E palavras não eram ditas explode um gooong! E sai o noticiário das
três da manhã declamado por uma voz engravatada, Lisboa, Emissora
Nacional. Fala do Dia da PSP e das forças da Ordem em parada na
presença de estados-maiores [...] Missa Campal pelos agentes que
tombaram no cumprimento do dever, paz ao casse-tête. Guardas a
desfilar pela trela, cães-polícia medalhados. Discurso do Ministro do
Interior [...] declara guerra eterna <<aos agitadores que, a soldo do
estrangeiro ou inspirados por idéias de libertinagem, pretendem por
todos os meios corromper a Escola e o Trabalho, renegar a Moral e a
e pôr em causa a Autoridade>> fim de citação.
[...]
se deixa ver que o rádio nessa altura não falaria de polícias a desfilar
em primavera de casse-têtes, datas são datas, não era o momento; nem
em missas campais por alma dos bons agentes emolduradas em
criancinhas (Deixai, deixai vir a mim os pequeninos, implora uma voz ao
ouvido de Elias, mas não é ninguém, é o famigerado capitão Maltês,
armado de viseira, escudo e bastão numa de suas caçadas aos estudantes
e disso não fala o noticiário) o noticiário fala, sim, está a falar, na caça às
raposas do Thomaz Presidente e no Te Deum a que ele assistiu mais para
a tarde pela conversão dos indus. [...].
Porque eram dias pavorosos então. Cheias no Vale de Santarém,
bairros de lata à deriva, e no desconhecido, Casa da Vereda, quatro
fugitivos debruçados sobre um rádio aceso. (p.47)
No primeiro parágrafo, a designação de “ventríloquo” atribuída ao noticiário do
rádio já denuncia a posição “colaboracionista” desse meio de comunicação, deixando
latente a idéia de que a “voz engravatada” que se ouve seja uma espécie de marionete
controlada pelo governo totalitarista, impressão que se expande ao serem citadas as
palavras do Ministro do Interior, que demonstram o caráter repressor e combativo do
governo militar, bem como os ideais que ele defende.
95
No segundo parágrafo, após o resumo das notícias do dia, surge uma “manchete”
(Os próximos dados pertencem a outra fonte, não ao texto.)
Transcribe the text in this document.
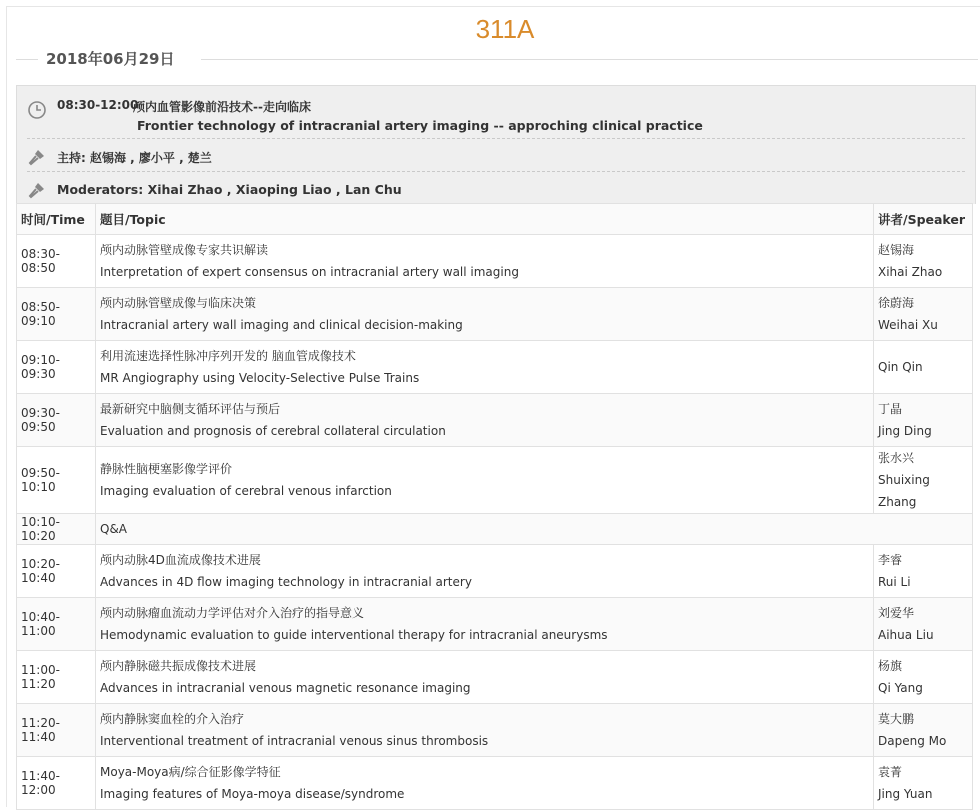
311A
2018年06月29日
08:30-12:00
颅内血管影像前沿技术--走向临床
Frontier technology of intracranial artery imaging -- approching clinical practice
主持: 赵锡海 , 廖小平 , 楚兰
Moderators: Xihai Zhao , Xiaoping Liao , Lan Chu
时间/Time	题目/Topic	讲者/Speaker
08:30-08:50	颅内动脉管壁成像专家共识解读
Interpretation of expert consensus on intracranial artery wall imaging	赵锡海
Xihai Zhao

08:50-09:10	颅内动脉管壁成像与临床决策
Intracranial artery wall imaging and clinical decision-making	徐蔚海
Weihai Xu

09:10-09:30	利用流速选择性脉冲序列开发的 脑血管成像技术
MR Angiography using Velocity-Selective Pulse Trains	Qin Qin

09:30-09:50	最新研究中脑侧支循环评估与预后
Evaluation and prognosis of cerebral collateral circulation	丁晶
Jing Ding

09:50-10:10	静脉性脑梗塞影像学评价
Imaging evaluation of cerebral venous infarction	张水兴
Shuixing Zhang

10:10-10:20	Q&A	
10:20-10:40	颅内动脉4D血流成像技术进展
Advances in 4D flow imaging technology in intracranial artery	李睿
Rui Li

10:40-11:00	颅内动脉瘤血流动力学评估对介入治疗的指导意义
Hemodynamic evaluation to guide interventional therapy for intracranial aneurysms	刘爱华
Aihua Liu

11:00-11:20	颅内静脉磁共振成像技术进展
Advances in intracranial venous magnetic resonance imaging	杨旗
Qi Yang

11:20-11:40	颅内静脉窦血栓的介入治疗
Interventional treatment of intracranial venous sinus thrombosis	莫大鹏
Dapeng Mo

11:40-12:00	Moya-Moya病/综合征影像学特征
Imaging features of Moya-moya disease/syndrome	袁菁
Jing Yuan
que se entrelaça ao discurso do narrador : “Missa Campal pelos agentes que tombaram no
cumprimento do dever, paz ao casse-tête(grifos nossos), como se a voz do narrador se
tornasse um contraponto da do noticiário, como se nos fornecesse a outra face da mesma
história, ou seja, o trabalho dos agentes era o de manter a “ordem” à força.
Ainda nesse parágrafo, a onomatopéia (gooong!) simula, no texto, um som que
anuncia o noticiário. Trata-se de uma tentativa de, por meio dos recursos disponíveis em
termos de narrativa, promover uma transfiguração de um procedimento típico do rádio para
o discurso literário, transfiguração que visa à aproximação com o discurso radiofônico
mediante a “imitação” de um de seus elementos característicos: a sonoridade.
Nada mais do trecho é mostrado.